Seen a senior faculty member lately? The Committee on Undergraduate Education (CUE) may soon take steps to ensure that most students get at least a glimpse of the Faculty's luminaries. The committee will decide next week what to do with tutorial reforms proposed by Glen W. Bowersock '57, associate dean of the Faculty for undergraduate education and chairman of CUE.
The proposals include the establishment of a post-doctoral instructor position with extensive teaching duties, as well as a system designed to give seniors priority in receiving instruction from senior faculty members.
The present requirements say that teaching fellows may lead no more than 30 per cent of a department's tutorials and senior faculty must lead at least 30 per cent of the tutorials.
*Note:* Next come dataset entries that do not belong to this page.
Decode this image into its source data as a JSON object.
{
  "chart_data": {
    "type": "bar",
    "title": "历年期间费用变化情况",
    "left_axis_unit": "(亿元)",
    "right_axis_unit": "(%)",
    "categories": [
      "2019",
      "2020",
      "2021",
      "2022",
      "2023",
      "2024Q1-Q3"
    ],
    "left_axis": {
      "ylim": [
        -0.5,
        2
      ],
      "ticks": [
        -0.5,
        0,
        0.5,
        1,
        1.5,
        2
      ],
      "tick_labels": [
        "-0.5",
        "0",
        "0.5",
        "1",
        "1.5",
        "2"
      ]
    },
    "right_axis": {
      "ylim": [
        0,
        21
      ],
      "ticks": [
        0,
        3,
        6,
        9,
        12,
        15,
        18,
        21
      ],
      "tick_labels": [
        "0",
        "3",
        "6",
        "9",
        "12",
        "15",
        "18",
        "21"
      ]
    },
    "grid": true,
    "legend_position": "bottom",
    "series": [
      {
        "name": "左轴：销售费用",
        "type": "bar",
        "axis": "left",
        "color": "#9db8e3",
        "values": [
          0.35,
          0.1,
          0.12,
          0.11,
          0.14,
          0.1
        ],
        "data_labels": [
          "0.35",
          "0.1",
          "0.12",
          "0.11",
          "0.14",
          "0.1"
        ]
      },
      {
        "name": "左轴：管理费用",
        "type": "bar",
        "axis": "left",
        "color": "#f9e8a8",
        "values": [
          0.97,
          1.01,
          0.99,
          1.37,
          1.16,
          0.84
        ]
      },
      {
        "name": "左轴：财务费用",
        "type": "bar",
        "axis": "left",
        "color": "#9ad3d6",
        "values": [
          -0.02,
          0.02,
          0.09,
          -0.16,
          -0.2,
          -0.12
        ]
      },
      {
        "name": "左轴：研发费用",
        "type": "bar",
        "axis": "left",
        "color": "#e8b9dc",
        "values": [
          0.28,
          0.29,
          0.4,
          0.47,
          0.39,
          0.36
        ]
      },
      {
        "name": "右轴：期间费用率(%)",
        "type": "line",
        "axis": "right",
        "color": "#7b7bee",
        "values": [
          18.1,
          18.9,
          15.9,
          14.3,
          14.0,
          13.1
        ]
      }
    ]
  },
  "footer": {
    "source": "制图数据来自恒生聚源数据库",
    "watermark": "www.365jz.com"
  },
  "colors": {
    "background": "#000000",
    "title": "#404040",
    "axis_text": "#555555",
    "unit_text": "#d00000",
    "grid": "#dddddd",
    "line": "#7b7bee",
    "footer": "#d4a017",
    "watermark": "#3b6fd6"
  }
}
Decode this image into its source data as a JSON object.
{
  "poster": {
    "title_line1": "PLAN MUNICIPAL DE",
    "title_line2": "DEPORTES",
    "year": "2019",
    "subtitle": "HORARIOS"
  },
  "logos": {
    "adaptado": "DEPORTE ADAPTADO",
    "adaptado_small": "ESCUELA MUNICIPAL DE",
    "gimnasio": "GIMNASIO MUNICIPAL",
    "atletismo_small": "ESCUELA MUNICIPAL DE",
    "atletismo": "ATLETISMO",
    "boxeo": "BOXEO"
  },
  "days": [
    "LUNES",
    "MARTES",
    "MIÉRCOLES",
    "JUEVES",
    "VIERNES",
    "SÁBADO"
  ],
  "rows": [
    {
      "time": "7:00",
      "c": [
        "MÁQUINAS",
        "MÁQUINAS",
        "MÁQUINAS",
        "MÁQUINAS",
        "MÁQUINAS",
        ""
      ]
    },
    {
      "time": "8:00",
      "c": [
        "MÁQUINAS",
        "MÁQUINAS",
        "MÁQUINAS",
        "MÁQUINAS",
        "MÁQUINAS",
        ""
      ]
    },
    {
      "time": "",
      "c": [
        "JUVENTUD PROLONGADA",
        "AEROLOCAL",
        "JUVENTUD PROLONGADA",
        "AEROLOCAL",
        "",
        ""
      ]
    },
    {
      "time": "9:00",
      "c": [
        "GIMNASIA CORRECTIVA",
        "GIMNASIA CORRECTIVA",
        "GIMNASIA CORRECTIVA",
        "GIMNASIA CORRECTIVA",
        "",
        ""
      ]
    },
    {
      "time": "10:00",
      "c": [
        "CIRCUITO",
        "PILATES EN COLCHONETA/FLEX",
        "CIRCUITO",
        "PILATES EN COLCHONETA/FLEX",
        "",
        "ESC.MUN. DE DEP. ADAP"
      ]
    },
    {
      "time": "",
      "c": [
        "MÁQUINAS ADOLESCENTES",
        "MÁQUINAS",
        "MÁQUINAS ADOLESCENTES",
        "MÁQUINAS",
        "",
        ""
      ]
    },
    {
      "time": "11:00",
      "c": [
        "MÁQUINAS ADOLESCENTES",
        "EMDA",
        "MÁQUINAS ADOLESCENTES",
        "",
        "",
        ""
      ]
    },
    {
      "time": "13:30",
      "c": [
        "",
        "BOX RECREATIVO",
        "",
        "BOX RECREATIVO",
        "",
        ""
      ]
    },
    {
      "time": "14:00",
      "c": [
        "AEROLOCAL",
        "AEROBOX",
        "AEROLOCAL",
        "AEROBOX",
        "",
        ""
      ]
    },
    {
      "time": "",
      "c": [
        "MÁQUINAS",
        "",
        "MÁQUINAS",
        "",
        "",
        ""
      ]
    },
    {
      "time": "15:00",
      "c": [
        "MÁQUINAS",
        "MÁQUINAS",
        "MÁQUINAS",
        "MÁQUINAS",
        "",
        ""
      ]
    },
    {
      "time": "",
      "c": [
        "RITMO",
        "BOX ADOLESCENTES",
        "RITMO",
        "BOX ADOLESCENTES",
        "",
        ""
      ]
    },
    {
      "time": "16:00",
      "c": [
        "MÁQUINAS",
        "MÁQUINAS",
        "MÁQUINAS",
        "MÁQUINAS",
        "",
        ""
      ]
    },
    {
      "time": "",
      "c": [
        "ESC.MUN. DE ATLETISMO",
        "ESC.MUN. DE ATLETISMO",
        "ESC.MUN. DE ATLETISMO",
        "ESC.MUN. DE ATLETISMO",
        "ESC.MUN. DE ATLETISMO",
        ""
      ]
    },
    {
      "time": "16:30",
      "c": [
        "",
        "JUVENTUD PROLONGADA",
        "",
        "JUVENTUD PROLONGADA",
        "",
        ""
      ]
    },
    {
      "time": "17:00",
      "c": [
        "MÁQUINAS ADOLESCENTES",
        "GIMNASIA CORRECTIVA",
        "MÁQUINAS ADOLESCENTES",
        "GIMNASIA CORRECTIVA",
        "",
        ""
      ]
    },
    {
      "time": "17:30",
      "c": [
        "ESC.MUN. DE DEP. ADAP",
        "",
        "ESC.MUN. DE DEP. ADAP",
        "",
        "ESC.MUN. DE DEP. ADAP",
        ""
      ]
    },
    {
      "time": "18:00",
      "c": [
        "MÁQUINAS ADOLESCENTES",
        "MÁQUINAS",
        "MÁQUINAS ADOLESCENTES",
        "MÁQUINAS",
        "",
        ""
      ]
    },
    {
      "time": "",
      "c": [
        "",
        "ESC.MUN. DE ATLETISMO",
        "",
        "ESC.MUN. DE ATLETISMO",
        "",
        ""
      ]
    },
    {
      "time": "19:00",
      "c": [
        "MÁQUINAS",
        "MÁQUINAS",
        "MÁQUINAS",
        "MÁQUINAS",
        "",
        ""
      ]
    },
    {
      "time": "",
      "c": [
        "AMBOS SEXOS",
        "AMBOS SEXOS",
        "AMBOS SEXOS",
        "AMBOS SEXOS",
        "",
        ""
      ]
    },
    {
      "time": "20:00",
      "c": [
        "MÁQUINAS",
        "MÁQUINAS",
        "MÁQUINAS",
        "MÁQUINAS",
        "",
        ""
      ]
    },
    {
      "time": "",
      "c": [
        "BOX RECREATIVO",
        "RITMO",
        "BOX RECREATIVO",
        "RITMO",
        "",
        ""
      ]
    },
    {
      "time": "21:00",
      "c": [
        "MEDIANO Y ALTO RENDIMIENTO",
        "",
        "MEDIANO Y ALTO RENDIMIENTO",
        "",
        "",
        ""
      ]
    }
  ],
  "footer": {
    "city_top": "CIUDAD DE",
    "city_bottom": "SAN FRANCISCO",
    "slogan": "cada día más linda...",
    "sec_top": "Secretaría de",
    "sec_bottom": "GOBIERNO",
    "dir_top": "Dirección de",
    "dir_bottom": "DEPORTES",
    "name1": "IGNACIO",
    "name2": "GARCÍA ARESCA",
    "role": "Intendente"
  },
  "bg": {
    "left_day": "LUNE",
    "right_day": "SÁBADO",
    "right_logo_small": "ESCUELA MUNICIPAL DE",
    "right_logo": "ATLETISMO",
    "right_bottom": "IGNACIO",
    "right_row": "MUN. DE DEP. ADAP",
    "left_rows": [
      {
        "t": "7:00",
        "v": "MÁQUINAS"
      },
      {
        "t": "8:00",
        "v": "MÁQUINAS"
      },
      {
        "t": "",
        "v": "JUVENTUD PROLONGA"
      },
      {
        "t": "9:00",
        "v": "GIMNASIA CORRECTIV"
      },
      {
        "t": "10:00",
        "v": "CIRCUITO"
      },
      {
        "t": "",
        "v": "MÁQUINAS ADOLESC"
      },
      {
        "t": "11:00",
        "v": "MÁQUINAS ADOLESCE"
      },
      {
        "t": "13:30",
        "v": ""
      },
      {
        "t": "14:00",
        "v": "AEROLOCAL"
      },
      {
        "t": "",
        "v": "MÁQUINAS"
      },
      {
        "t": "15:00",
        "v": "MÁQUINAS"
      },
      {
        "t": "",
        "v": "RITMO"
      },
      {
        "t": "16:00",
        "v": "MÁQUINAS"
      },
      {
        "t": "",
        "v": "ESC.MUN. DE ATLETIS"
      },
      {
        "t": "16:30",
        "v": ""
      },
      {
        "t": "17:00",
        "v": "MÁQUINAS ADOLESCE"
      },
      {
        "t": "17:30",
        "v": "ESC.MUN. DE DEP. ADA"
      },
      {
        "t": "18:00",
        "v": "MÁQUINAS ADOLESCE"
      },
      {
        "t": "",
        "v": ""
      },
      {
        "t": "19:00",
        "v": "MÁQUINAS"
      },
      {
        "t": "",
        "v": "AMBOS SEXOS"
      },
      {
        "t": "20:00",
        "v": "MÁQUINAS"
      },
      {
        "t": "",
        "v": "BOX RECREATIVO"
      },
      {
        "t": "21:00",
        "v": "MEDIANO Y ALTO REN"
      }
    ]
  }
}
However, a CUE study on tutorials in 1976-77 reveals that teaching fellows taught more than 95 per cent of the sophomore tutorials in the Economics, English, Government, History, and Psychology and Social Relations departments.
The proposal will go before the full Faculty for a vote, and so far it doesn't seem to have run into serious opposition. Tutorials in the five departments cited in the study are still headed by junior faculty though some departments are taking steps to draw in senior faculty.
If Bowerstock's proposals pass, students may well find a senior faculty member leading their next tutorial. As Richard J. Herrnstein, professor of Psychology, said recently, "It's time to re-capture the Faculty."